To married women: Though you have made the mistake of marrying someone whom you later discovered disrespects, is unfaithful, disloyal, uncaring and unloving to you; what do you do? How can you rethink or address this situation? Your next step my dear sister should be to put God first. Matthew 6:33 says we should seek Him first, even after our mistakes. I feel your pain and understand your plight, it is not easy to be in this situation but please, rethink. You are still alive. The man may be disloyal, unfaithful and uncaring, but, think about it, if you lose your life, he would start sleeping with another woman even before your burial. Do you believe in the course of my counselling? Some sisters have narrated how their husbands have said to their faces that they regrated marrying them and wished that they can do something about it. Can you imagine this? Sisters and brothers, please whenever you have issues, watch what you do or say, your reaction reveals your thoughts and desires. Misunderstandings tend to reveal your innermost feelings.
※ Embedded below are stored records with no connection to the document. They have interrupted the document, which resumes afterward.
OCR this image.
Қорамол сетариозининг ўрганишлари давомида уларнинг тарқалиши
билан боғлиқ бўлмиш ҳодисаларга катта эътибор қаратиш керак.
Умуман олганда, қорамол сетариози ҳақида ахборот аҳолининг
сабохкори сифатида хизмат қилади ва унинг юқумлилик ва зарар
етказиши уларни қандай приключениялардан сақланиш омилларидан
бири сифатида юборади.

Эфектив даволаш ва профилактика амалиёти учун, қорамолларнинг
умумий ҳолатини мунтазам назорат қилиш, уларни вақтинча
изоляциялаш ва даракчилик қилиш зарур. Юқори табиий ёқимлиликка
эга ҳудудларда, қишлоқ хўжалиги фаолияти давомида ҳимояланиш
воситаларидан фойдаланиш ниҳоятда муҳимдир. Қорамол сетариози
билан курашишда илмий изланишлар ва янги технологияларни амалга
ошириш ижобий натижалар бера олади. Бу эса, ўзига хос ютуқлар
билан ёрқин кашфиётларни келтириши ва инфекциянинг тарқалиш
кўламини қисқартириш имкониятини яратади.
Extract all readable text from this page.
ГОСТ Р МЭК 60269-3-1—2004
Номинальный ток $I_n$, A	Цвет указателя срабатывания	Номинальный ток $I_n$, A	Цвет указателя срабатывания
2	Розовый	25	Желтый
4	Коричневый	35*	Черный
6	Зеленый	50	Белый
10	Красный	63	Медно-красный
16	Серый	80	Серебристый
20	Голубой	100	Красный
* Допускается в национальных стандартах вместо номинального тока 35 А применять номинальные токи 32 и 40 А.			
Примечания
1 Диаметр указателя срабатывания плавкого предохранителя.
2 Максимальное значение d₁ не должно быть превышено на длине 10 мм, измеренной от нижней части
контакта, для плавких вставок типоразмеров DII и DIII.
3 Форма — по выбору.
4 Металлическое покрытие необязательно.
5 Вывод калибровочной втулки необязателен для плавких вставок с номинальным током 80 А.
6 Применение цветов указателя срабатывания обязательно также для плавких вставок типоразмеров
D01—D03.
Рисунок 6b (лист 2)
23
Secondly, love yourself. Take very good care of yourself. Remember, in some of our past editions, I mentioned that you will be at a loss and regret it if you are idle. Even if you are married to the wealthiest man on earth, if he is not your friend, a genuine child of God and you are not working, you are in trouble. This is because we women need money to take very good care of ourselves. It takes a man with understanding to know this, unfortunately, some of them push more responsibilities on you, and in the end, you will have to start begging people for money. So, make sure you find something to do. This will help you take care of your little personal expenses and the children’s too. However, I am not saying that you should take up your husband’s responsibility because God said he should provide for the family.
Thirdly, please be very prayerful because if you are wise and rethink, you will know that even if you have married someone whom you do not love genuinely, after some time living together, you will grow to understand and love each other. This is possible as long as you are genuine children of God and there are no evil forces at work. So, pray. Luke 1:37 says with God nothing shall be impossible.
And lastly, to our men, please rethink being mean, carefree and not taking care of your wife because actions like these will hinder your prayers according to the Bible. Writing a fantastic tribute after killing your wife with your carefree and mean attitude is useless. So is giving her a befitting burial. Those women you appreciate outside have had someone work on them, sent them to finishing school and established them. The saint outside can become a devil when she later marries you. Instead, work on your wife and pray with her, because when you pray together, you will stay together. Your wife and children should be your priority before any member of your family. Whatever you have not or cannot do for them must not be done for your family because when the chips are down, the family you see today will push you back to your wife and children. Rethink.